The Republican Arkansas state legislator, who created a firestorm with past writings in which he says slavery may have been a "blessing," has accused the Democratic governor and state attorney general of "Nazi-style political intimidation."

State Rep. Jon Hubbard (R-Jonesboro) wrote a letter to The Jonesboro Sun, published Thursday, saying Gov. Mike Beebe and Attorney General Dustin McDaniel are leading a "Democratic political machine" opposing Hubbard, and two other legislative candidates whose writing also has recently led to controversy.

Hubbard accused Beebe and McDaniel of trying to destroy a fundraiser for state legislative candidate Charlie Fuqua (R). In a new book, Fuqua proposed establishing the death penalty for rebellious children and sterilizing those stripped of their parental rights, along with suggesting that all Muslims be deported.
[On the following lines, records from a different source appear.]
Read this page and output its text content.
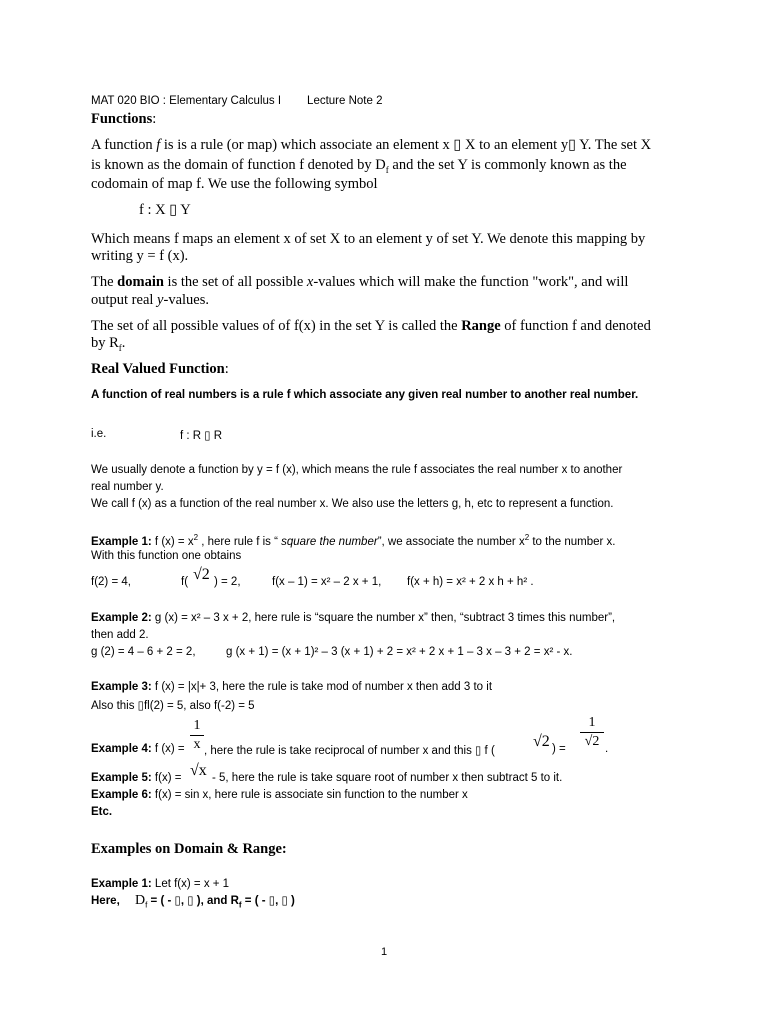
MAT 020 BIO : Elementary Calculus I Lecture Note 2
Functions:
A function f is is a rule (or map) which associate an element x ▯ X to an element y▯ Y. The set X
is known as the domain of function f denoted by $D_f$ and the set Y is commonly known as the
codomain of map f. We use the following symbol
f : X ▯ Y
Which means f maps an element x of set X to an element y of set Y. We denote this mapping by
writing y = f (x).
The domain is the set of all possible x-values which will make the function "work", and will
output real y-values.
The set of all possible values of of f(x) in the set Y is called the Range of function f and denoted
by $R_f$.
Real Valued Function:
A function of real numbers is a rule f which associate any given real number to another real number.
i.e.	f : R ▯ R
We usually denote a function by y = f (x), which means the rule f associates the real number x to another
real number y.
We call f (x) as a function of the real number x. We also use the letters g, h, etc to represent a function.
Example 1: f $(x) = x^2$ , here rule f is “ square the number”, we associate the number $x^2$ to the number x.
With this function one obtains
f(2) = 4,	f( √2 ) = 2,	f(x – 1) = x² – 2 x + 1, f(x + h) = x² + 2 x h + h² .
Example 2: g (x) = x² – 3 x + 2, here rule is “square the number x” then, “subtract 3 times this number”,
then add 2.
g (2) = 4 – 6 + 2 = 2,	g (x + 1) = (x + 1)² – 3 (x + 1) + 2 = x² + 2 x + 1 – 3 x – 3 + 2 = x² - x.
Example 3: f (x) = |x|+ 3, here the rule is take mod of number x then add 3 to it
Also this ▯fl(2) = 5, also f(-2) = 5
1
x
Example 4: f (x) = , here the rule is take reciprocal of number x and this ▯ f (
√2 ) =
1
√2 .
Example 5: f(x) = √x - 5, here the rule is take square root of number x then subtract 5 to it.
Example 6: f(x) = sin x, here rule is associate sin function to the number x
Etc.
Examples on Domain & Range:
Example 1: Let f(x) = x + 1
Here, $D_f$ = ( - ▯, ▯ ), and $R_f$ = ( - ▯, ▯ )
1
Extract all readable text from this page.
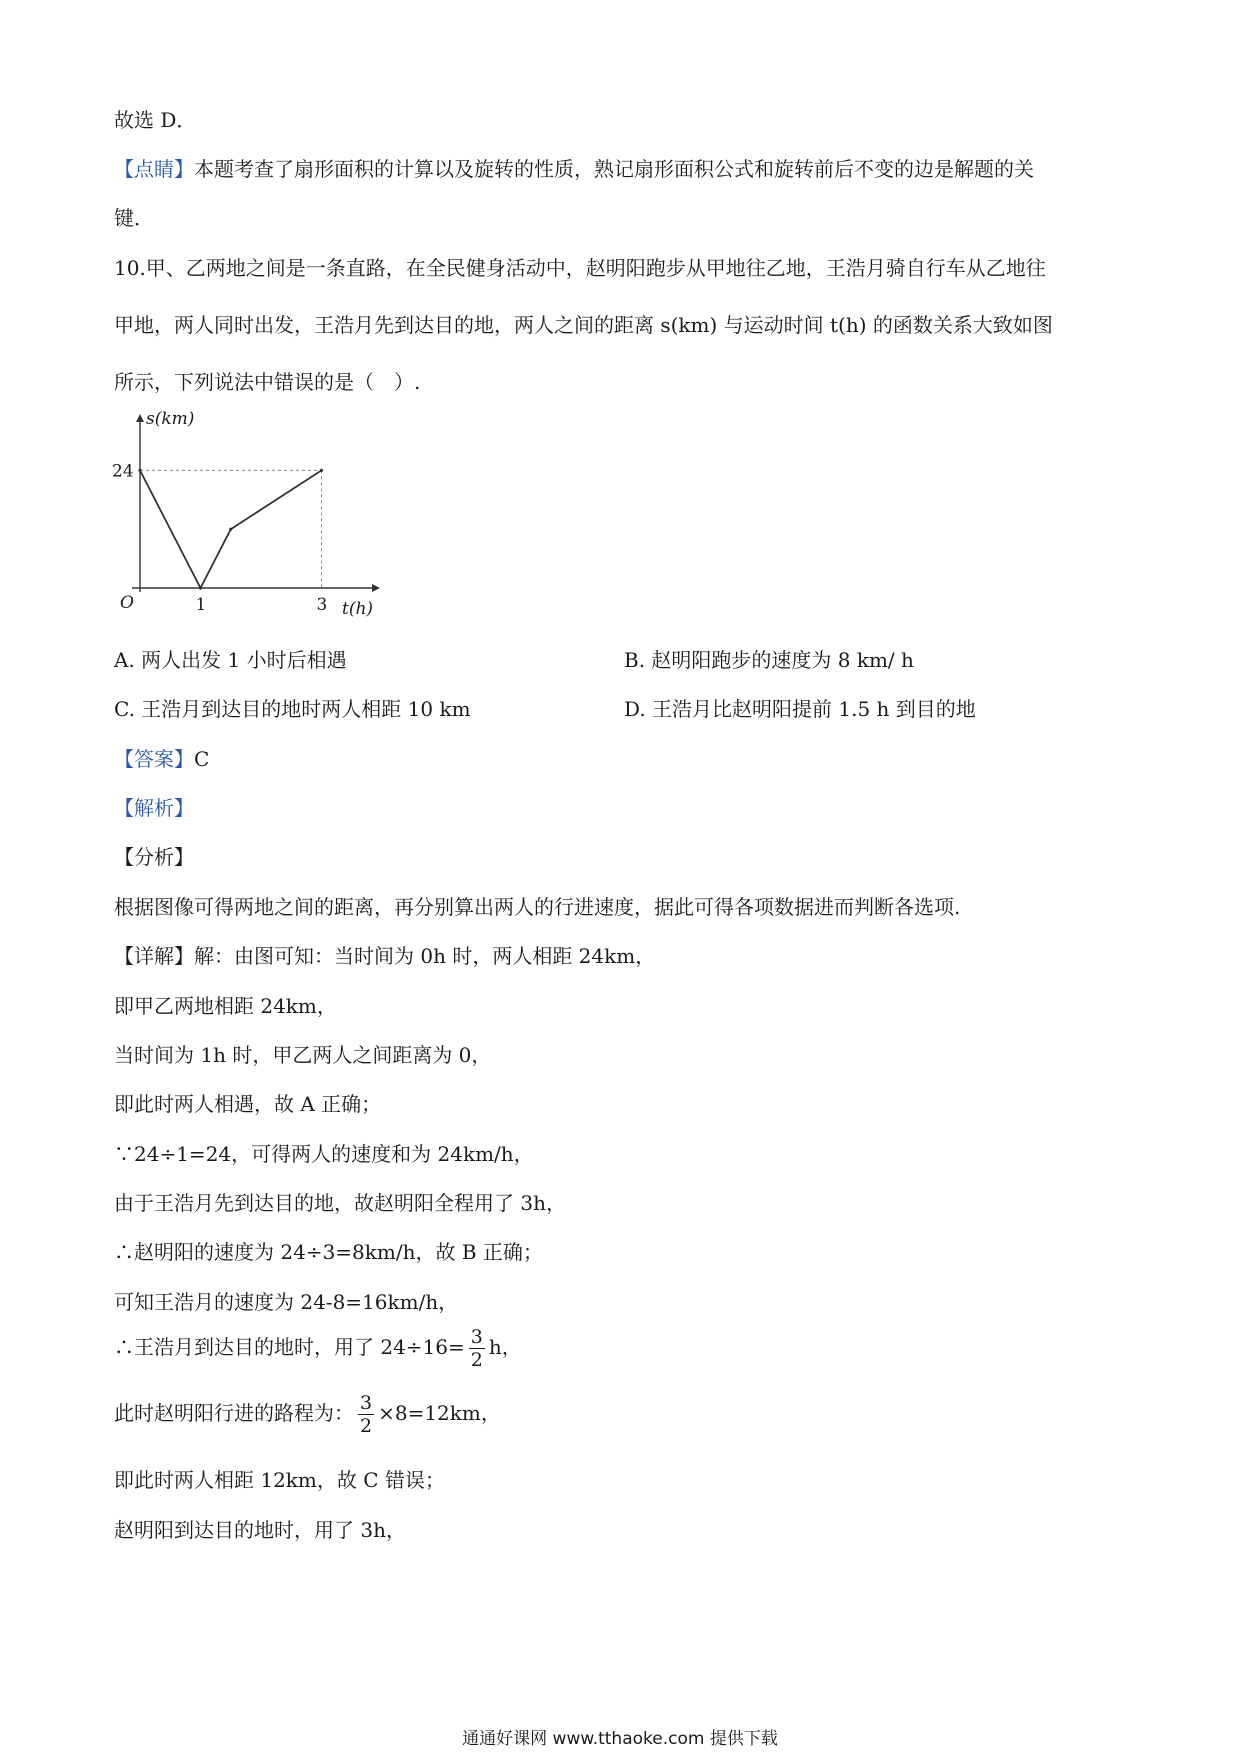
故选 D．
【点睛】本题考查了扇形面积的计算以及旋转的性质，熟记扇形面积公式和旋转前后不变的边是解题的关
键．
10.甲、乙两地之间是一条直路，在全民健身活动中，赵明阳跑步从甲地往乙地，王浩月骑自行车从乙地往
甲地，两人同时出发，王浩月先到达目的地，两人之间的距离 s(km) 与运动时间 t(h) 的函数关系大致如图
所示，下列说法中错误的是（　）.
s(km)
t(h)
O	1	3
24
A. 两人出发 1 小时后相遇	B. 赵明阳跑步的速度为 8 km/ h
C. 王浩月到达目的地时两人相距 10 km	D. 王浩月比赵明阳提前 1.5 h 到目的地
【答案】C
【解析】
【分析】
根据图像可得两地之间的距离，再分别算出两人的行进速度，据此可得各项数据进而判断各选项.
【详解】解：由图可知：当时间为 0h 时，两人相距 24km，
即甲乙两地相距 24km，
当时间为 1h 时，甲乙两人之间距离为 0，
即此时两人相遇，故 A 正确；
∵24÷1=24，可得两人的速度和为 24km/h，
由于王浩月先到达目的地，故赵明阳全程用了 3h，
∴赵明阳的速度为 24÷3=8km/h，故 B 正确；
可知王浩月的速度为 24-8=16km/h，
∴王浩月到达目的地时，用了 $24\div 16= \frac{3}{2}$ h，
此时赵明阳行进的路程为： $\frac{3}{2} \times 8=12km$，
即此时两人相距 12km，故 C 错误；
赵明阳到达目的地时，用了 3h，
通通好课网 www.tthaoke.com 提供下载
Hubbard also said Beebe and McDaniel have hurt state Rep. Loy Mauch (R-Bismarck), who has written a series of letters defending slavery and comparing Lincoln and Civil War generals to Nazis.

He claimed Beebe and McDaniel are hurting state legislative candidate John Hutchison (R), too, but did not say why.

From the letter: (Fox16.com posted Hubbard's letter to The Jonesboro Sun, which posted the letter behind its paywall.)

Look at what this Democrat political machine is doing to me, Loy Mauch, Charles Fuqua and now also to John Hutchinson. I think the scariest part of this is how they have mobilized and orchestrated their army to destroy Charles Fuqua’s fundraiser, which was scheduled for Tuesday night in Batesville, by having their people call the restaurant and threaten to protest if that fundraiser was allowed to take place. As a result, the restaurant owner called Charles Fuqua and canceled his fundraiser.

Regardless of one’s political persuasion, this reeks of Nazi-style political intimidation, and it will grow totally out of control if allowed to run unchecked. Is this what we want here in Jonesboro, in Arkansas or in the United States of America?

Hubbard made the claims regarding slavery in a 2010 book, as first reported by the Arkansas Times and defended the comments in an interview Tuesday with The Jonesboro Sun.

Hubbard, Fuqua and Mauch did not return calls for comment. Beebe said that Hubbard is trying to shift the blame from himself with the letter, kait8.com reports.